Following the closure of institutions of learning in March, a number of schools have since innovated ways to keep the pupils learning to avoid risks of poor performance when they finally reopen.
Some private schools have adopted online teaching which is mostly done through applications such as Zoom.
Mr Musa kigongo, an information communication technology specialist at Kampala Parents, yesterday said for one to conduct an online class, they must have a smart phone or computer that has a front camera, with speakers and must be connected to the Internet. One needs a Zoom account as well.
Mr Kigongo explained that they share links to be followed on WhatsApp groups of parents and teachers. "First, we involve three persons; the parent, child and teacher, we have set up our workstations at school. The teacher has to address the learners through the computer set at school so the children access the work through their parents device that are connected on data. So it is affordable as long as you have a laptop or smart phone," Mr Kigongo said yesterday.
Ms Daphine Kato, the principal of Kampala Parents School, said they set up timetables for different classes.
"There are families with two or three children but have one smart phone, so we try to provide time that is convenient for everyone. As we teach we are able to see our pupils and it's the teacher's responsibility to keep the class in order," Ms Kato said.
She added that they are trying to devise means to engage those unable to access devices to use.
Ms Irene Mutuzo, the officer-in-charge of branding and public relations at Greenhill Academy, said they began building innovations to conduct online lessons before the Covid-19 lockdown.
Ms Mutuzo said the communication is channeled through a school application and they use the website portal to send work to the learners.

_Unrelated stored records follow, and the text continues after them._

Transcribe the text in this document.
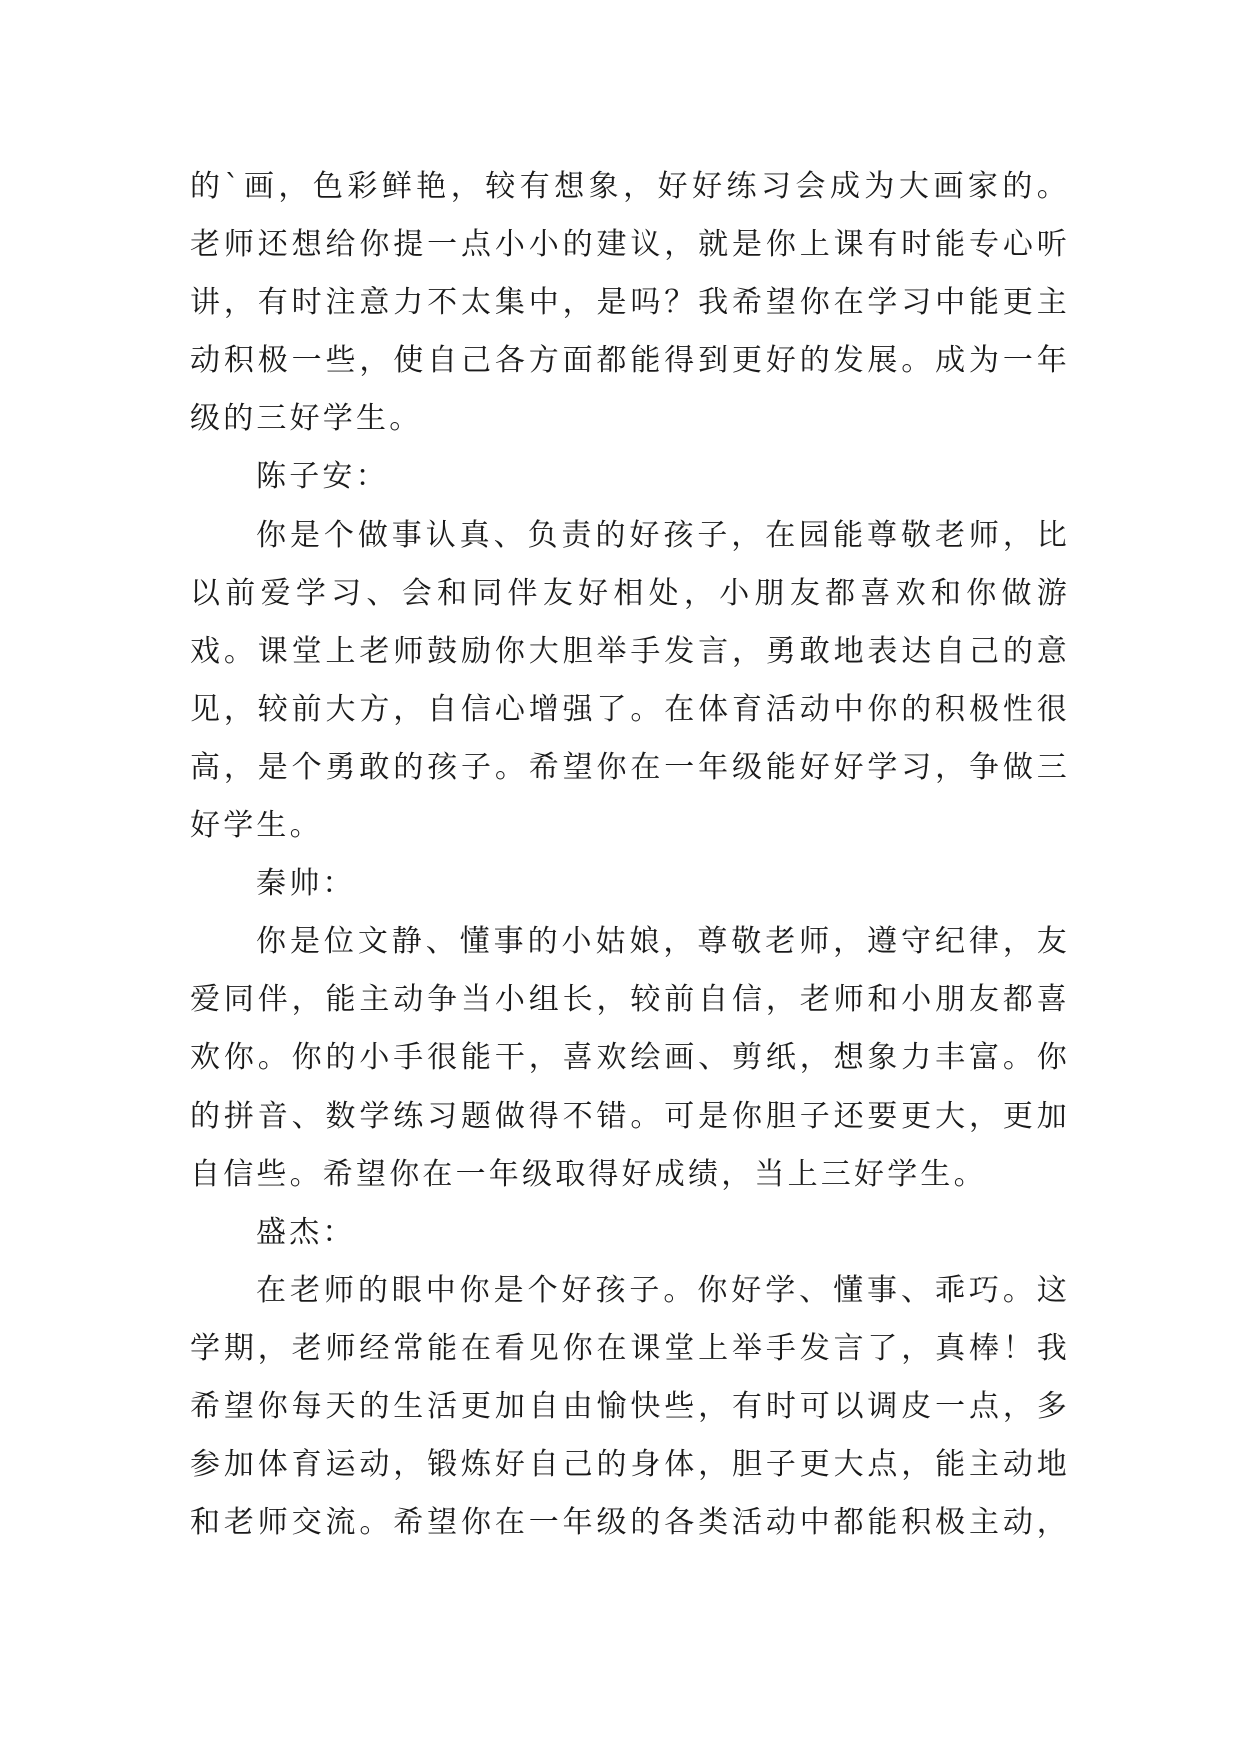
的`画，色彩鲜艳，较有想象，好好练习会成为大画家的。老师还想给你提一点小小的建议，就是你上课有时能专心听讲，有时注意力不太集中，是吗？我希望你在学习中能更主动积极一些，使自己各方面都能得到更好的发展。成为一年级的三好学生。

陈子安：

你是个做事认真、负责的好孩子，在园能尊敬老师，比以前爱学习、会和同伴友好相处，小朋友都喜欢和你做游戏。课堂上老师鼓励你大胆举手发言，勇敢地表达自己的意见，较前大方，自信心增强了。在体育活动中你的积极性很高，是个勇敢的孩子。希望你在一年级能好好学习，争做三好学生。

秦帅：

你是位文静、懂事的小姑娘，尊敬老师，遵守纪律，友爱同伴，能主动争当小组长，较前自信，老师和小朋友都喜欢你。你的小手很能干，喜欢绘画、剪纸，想象力丰富。你的拼音、数学练习题做得不错。可是你胆子还要更大，更加自信些。希望你在一年级取得好成绩，当上三好学生。

盛杰：

在老师的眼中你是个好孩子。你好学、懂事、乖巧。这学期，老师经常能在看见你在课堂上举手发言了，真棒！我希望你每天的生活更加自由愉快些，有时可以调皮一点，多参加体育运动，锻炼好自己的身体，胆子更大点，能主动地和老师交流。希望你在一年级的各类活动中都能积极主动，
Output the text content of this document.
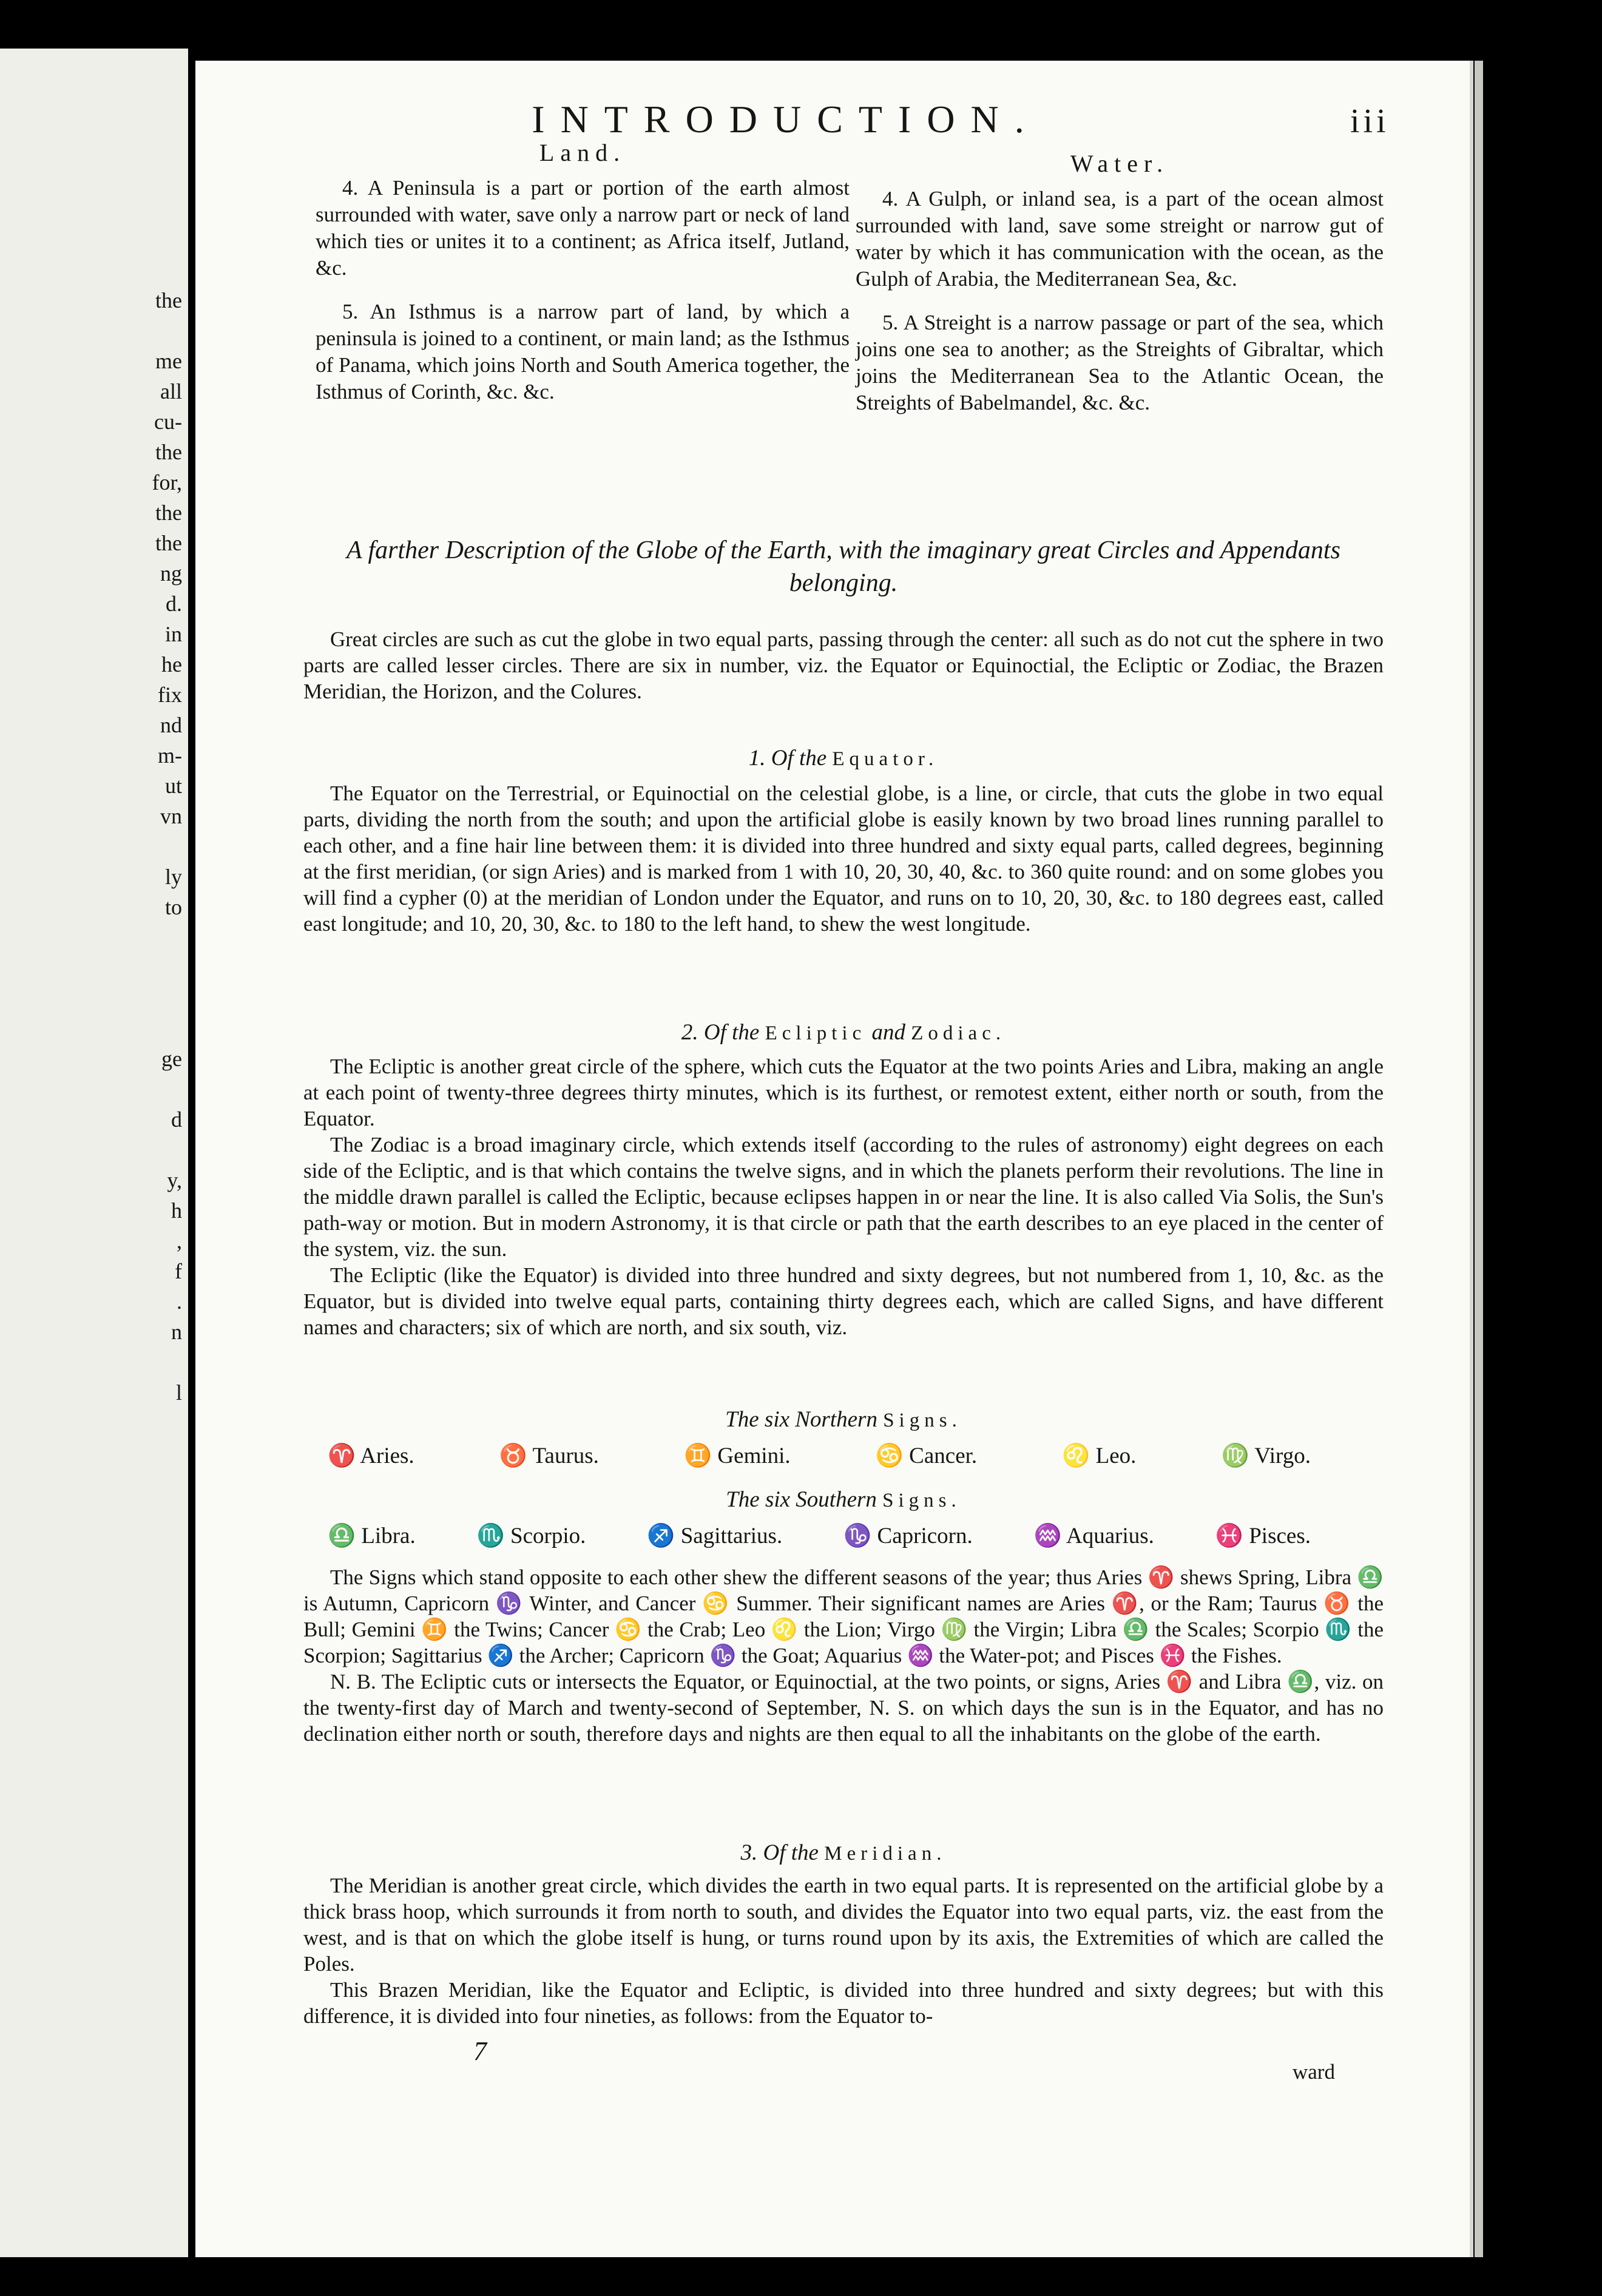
the
me
all
cu-
the
for,
the
the
ng
d.
in
he
fix
nd
m-
ut
vn
ly
to
ge
d
y,
h
,
f
.
n
l
INTRODUCTION.	iii
Land.

4. A Peninsula is a part or portion of the earth almost surrounded with water, save only a narrow part or neck of land which ties or unites it to a continent; as Africa itself, Jutland, &c.

5. An Isthmus is a narrow part of land, by which a peninsula is joined to a continent, or main land; as the Isthmus of Panama, which joins North and South America together, the Isthmus of Corinth, &c. &c.

Water.

4. A Gulph, or inland sea, is a part of the ocean almost surrounded with land, save some streight or narrow gut of water by which it has communication with the ocean, as the Gulph of Arabia, the Mediterranean Sea, &c.

5. A Streight is a narrow passage or part of the sea, which joins one sea to another; as the Streights of Gibraltar, which joins the Mediterranean Sea to the Atlantic Ocean, the Streights of Babelmandel, &c. &c.

A farther Description of the Globe of the Earth, with the imaginary great Circles and Appendants belonging.

Great circles are such as cut the globe in two equal parts, passing through the center: all such as do not cut the sphere in two parts are called lesser circles. There are six in number, viz. the Equator or Equinoctial, the Ecliptic or Zodiac, the Brazen Meridian, the Horizon, and the Colures.

1. Of the Equator.

The Equator on the Terrestrial, or Equinoctial on the celestial globe, is a line, or circle, that cuts the globe in two equal parts, dividing the north from the south; and upon the artificial globe is easily known by two broad lines running parallel to each other, and a fine hair line between them: it is divided into three hundred and sixty equal parts, called degrees, beginning at the first meridian, (or sign Aries) and is marked from 1 with 10, 20, 30, 40, &c. to 360 quite round: and on some globes you will find a cypher (0) at the meridian of London under the Equator, and runs on to 10, 20, 30, &c. to 180 degrees east, called east longitude; and 10, 20, 30, &c. to 180 to the left hand, to shew the west longitude.

2. Of the Ecliptic and Zodiac.

The Ecliptic is another great circle of the sphere, which cuts the Equator at the two points Aries and Libra, making an angle at each point of twenty-three degrees thirty minutes, which is its furthest, or remotest extent, either north or south, from the Equator.

The Zodiac is a broad imaginary circle, which extends itself (according to the rules of astronomy) eight degrees on each side of the Ecliptic, and is that which contains the twelve signs, and in which the planets perform their revolutions. The line in the middle drawn parallel is called the Ecliptic, because eclipses happen in or near the line. It is also called Via Solis, the Sun's path-way or motion. But in modern Astronomy, it is that circle or path that the earth describes to an eye placed in the center of the system, viz. the sun.

The Ecliptic (like the Equator) is divided into three hundred and sixty degrees, but not numbered from 1, 10, &c. as the Equator, but is divided into twelve equal parts, containing thirty degrees each, which are called Signs, and have different names and characters; six of which are north, and six south, viz.

The six Northern Signs.
♈ Aries.	♉ Taurus.	♊ Gemini.	♋ Cancer.	♌ Leo.	♍ Virgo.
The six Southern Signs.
♎ Libra.	♏ Scorpio.	♐ Sagittarius.	♑ Capricorn.	♒ Aquarius.	♓ Pisces.

The Signs which stand opposite to each other shew the different seasons of the year; thus Aries ♈ shews Spring, Libra ♎ is Autumn, Capricorn ♑ Winter, and Cancer ♋ Summer. Their significant names are Aries ♈, or the Ram; Taurus ♉ the Bull; Gemini ♊ the Twins; Cancer ♋ the Crab; Leo ♌ the Lion; Virgo ♍ the Virgin; Libra ♎ the Scales; Scorpio ♏ the Scorpion; Sagittarius ♐ the Archer; Capricorn ♑ the Goat; Aquarius ♒ the Water-pot; and Pisces ♓ the Fishes.

N. B. The Ecliptic cuts or intersects the Equator, or Equinoctial, at the two points, or signs, Aries ♈ and Libra ♎, viz. on the twenty-first day of March and twenty-second of September, N. S. on which days the sun is in the Equator, and has no declination either north or south, therefore days and nights are then equal to all the inhabitants on the globe of the earth.

3. Of the Meridian.

The Meridian is another great circle, which divides the earth in two equal parts. It is represented on the artificial globe by a thick brass hoop, which surrounds it from north to south, and divides the Equator into two equal parts, viz. the east from the west, and is that on which the globe itself is hung, or turns round upon by its axis, the Extremities of which are called the Poles.

This Brazen Meridian, like the Equator and Ecliptic, is divided into three hundred and sixty degrees; but with this difference, it is divided into four nineties, as follows: from the Equator to-

7
ward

However, some of the Universal Education Schools are facing challenges since most of their students have no access to Internet connection, electricity and televisions
The National Information Technology Authority (NITAU) revealed that Internet penetration in the country stands at 53 per cent, with about 5.6 million smart phones in the country.
Ms Vivian Ddambya, the director technical services at NITAU, said: "It is difficult to count how many laptops but they are usually fewer. The challenge is that you find people who have two or three, but we trying to increase coverage of the Internet."
Mr Filbert Baguma, the Uganda National Teachers' Union (Unatu) general secretary, said online teaching is practically impossible in Uganda due to lack of infrastructure and Internet connection in some places.
"You see where your network is not clear even in the case of the Zoom you will not get clearly what is being communicated, so it a very big challenge. The advantage of advanced institutions is that their learners are more or less in urban areas," Mr Baguma said.
Mr Baguma appealed to government to include electronic learning in the curriculum but also train teachers on such alternatives.